Dear Trevor,
I am unsure if this is the place to ask but I have no where else to turn. I Like men, but Gay (man/man, woman/woman) realtionships turn me on more than straight (man/women) realtionships do, it turns me on more than I myself can comprehend. I don't like seeing straight couple and stuff at my school or anywhere on that hand. It realy scares me. I have looked at girls and I know somethings there but I can't admit it. I kissed my best friend because I said I just wanted to know what it was like to kiss a girl but i sort of liked it :/ To read like m/m romances turns me on so much that my friends just think I have a fondness of gay people. Men turn me on more than women (Only straight women though) but im just unsure if theres a ghost of chance that it may be not just boys that turn me on. Again is this the place to turn to?
Dear Hannah,
This is absolutely the right place to turn to! Questions of this nature are very common, not just in people your age but all types of people. Sexuality is, in some, a very fluid thing. The world tends to present an idea that even if you are not straight, you must clearly be gay or bisexual. But in practice it may not that be easy.

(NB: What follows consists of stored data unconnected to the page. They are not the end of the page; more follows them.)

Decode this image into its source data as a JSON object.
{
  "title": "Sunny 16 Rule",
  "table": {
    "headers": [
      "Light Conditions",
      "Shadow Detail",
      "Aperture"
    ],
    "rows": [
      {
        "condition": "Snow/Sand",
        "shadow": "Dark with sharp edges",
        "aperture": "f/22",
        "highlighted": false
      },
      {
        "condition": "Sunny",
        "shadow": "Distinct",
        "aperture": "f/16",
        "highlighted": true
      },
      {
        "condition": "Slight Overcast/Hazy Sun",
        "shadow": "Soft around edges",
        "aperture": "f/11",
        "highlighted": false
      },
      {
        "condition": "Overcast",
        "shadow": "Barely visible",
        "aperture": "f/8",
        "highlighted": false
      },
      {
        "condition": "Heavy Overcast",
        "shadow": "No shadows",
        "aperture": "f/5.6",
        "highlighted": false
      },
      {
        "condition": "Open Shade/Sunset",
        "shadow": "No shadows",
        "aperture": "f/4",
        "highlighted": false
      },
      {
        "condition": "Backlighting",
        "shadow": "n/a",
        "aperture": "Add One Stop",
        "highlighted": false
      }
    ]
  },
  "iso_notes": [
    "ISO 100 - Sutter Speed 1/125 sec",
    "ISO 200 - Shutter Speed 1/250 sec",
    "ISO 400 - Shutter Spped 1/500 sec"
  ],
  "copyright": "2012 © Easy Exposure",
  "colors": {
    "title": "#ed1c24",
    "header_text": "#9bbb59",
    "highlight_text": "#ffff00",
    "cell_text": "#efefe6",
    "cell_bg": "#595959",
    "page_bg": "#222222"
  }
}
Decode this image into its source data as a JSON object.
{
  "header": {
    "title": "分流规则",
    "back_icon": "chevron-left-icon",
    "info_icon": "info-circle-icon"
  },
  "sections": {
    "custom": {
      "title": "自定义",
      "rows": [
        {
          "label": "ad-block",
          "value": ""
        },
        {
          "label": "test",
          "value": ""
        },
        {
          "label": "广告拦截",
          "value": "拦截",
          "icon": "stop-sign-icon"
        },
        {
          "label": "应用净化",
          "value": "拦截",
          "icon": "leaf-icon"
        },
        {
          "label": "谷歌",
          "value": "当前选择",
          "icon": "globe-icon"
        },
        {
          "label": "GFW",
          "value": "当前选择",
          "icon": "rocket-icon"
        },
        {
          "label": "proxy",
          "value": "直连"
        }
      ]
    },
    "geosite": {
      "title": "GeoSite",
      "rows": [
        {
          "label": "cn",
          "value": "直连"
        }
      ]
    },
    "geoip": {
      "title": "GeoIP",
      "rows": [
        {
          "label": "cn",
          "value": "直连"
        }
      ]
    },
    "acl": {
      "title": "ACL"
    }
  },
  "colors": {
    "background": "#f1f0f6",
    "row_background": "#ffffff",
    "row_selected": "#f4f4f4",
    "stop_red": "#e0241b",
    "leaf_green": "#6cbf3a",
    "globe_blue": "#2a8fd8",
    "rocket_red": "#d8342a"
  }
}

And that is perfectly normal and okay. You are young and have only just begun to explore what you are attracted to. There is no rule that you can't be attracted to a homosexual relationship more than a straight one, and there is no rule that if you like girls at all you have to like them at least as much as men, and there is certainly no rule that you have to know exactly what you like and how much before you even have really begun to try it!
I think the best advice I can give you is to do what you are already doing: bravely asking yourself questions about what you feel, and testing the boundaries of it. You said that you can't admit to liking girls, but it sounds like you have already admitted something like that to me just now! It's fine if that like is only a little bit, or if it's kind of uncertain. It's fine if you try it out and decide that it isn't for you after all. There really are no rules, no boxes you need to fit into, and no labels you need to apply to yourself if you don't want.
You sound very smart and self aware to me. I think you are already on the right track. Just try not to worry if you are questioning in the right way, or if your feelings are 'real' enough. Everything you feel, in whatever proportions and whatever direction, is absolutely real.